The equipment worn by crew members added to the potential danger: wet suits and personal flotation devices (PFDs) might make it difficult to swim clear of an overturned boat. To address that, Artemis Racing conducted at least one capsize drill to train sailors on how to avoid getting trapped and how to respond if they did. Here’s an account of an Artemis capsize drill published on the America’s Cup website last October (though it’s important to emphasize it’s not known whether Simpson himself was present for the exercise):
Crewman Julien Cressant, a certified diver, organized a session where sailors were trapped under an overturned platform and had to make their way out from under the trampoline while being pushed underwater.
“We jumped into the water upside down and were held down and pushed down underwater,” (Artemis skipper Terry) Hutchinson said. “We had to access our spare air and crawl 14 meters underneath the net from one end to the other.”
Each Artemis sailor is equipped with a personal air canister for surviving such a situation, but Hutchinson said that the exercise highlighted the need to keep calm in an extreme moment.
“It highlighted how good or bad some people are in the water and the importance of the buddy system,” said Hutchinson, who also said that he isn’t a great swimmer. “Fingers crossed we never get into one of those situations, but the more comfortable we can be the better chances we’ll have of getting out unscathed.”
Hutchinson said that the air canister provides about 10 to 20 breaths of air, “depending on how much you’re hyperventilating,” and the amount of positive buoyancy the sailors wear makes it difficult to swim deep and out from the overturned platform.
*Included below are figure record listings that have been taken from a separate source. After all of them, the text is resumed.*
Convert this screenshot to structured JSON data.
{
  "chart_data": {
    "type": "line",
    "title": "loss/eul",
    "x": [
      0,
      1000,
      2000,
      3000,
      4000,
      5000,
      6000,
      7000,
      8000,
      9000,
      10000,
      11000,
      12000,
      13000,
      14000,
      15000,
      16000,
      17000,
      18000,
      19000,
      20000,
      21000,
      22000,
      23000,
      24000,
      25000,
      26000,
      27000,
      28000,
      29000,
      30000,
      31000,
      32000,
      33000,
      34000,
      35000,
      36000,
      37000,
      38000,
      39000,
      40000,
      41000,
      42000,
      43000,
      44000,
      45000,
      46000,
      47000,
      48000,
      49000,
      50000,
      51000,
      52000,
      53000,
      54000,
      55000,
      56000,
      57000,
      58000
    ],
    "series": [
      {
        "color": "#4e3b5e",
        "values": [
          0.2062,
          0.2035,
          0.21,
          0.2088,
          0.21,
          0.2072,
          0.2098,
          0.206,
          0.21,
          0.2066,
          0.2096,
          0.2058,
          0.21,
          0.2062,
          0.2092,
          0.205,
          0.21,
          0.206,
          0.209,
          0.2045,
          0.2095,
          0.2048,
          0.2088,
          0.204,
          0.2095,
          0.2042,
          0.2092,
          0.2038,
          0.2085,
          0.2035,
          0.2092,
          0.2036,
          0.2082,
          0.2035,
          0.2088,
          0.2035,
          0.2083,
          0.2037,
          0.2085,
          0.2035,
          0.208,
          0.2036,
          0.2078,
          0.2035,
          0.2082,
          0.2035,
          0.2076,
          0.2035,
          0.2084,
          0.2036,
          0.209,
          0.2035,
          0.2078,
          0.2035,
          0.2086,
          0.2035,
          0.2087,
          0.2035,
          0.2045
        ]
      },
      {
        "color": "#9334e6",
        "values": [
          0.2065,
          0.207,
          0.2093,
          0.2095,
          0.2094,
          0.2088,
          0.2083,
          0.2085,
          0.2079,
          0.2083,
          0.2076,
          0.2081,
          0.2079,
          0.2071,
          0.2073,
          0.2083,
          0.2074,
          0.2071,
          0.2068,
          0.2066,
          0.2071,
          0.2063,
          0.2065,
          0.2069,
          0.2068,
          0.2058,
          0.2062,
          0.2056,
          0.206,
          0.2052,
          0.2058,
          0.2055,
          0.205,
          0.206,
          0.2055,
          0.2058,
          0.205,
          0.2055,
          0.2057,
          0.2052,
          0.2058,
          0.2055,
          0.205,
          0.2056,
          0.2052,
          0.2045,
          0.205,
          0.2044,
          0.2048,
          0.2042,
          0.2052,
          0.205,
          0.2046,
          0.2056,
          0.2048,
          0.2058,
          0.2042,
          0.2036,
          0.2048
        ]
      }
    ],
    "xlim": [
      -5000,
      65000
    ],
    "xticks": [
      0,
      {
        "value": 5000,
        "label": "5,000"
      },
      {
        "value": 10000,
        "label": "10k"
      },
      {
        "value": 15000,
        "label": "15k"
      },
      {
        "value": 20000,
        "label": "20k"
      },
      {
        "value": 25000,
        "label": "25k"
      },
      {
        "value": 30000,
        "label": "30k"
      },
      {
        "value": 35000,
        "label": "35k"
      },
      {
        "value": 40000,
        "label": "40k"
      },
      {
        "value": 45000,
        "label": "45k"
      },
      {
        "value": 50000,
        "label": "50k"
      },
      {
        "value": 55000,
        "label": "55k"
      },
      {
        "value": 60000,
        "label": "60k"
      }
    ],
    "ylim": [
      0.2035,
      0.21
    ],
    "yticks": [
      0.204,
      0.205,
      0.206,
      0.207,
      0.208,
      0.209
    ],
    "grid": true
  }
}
“We’re wearing a PFD and a wetsuit, which is a lot of flotation,” said Hutchinson. “Once you hit the water you have to have the presence of mind to grab the spare air, get it in your mouth and accept the fact that you’re going to take in a little water… and not panic. Then you have to shimmy your way down 14 meters of trampoline to get out.
“It seems surreal,” Hutchinson continued. “It just highlights that we have a bit on.”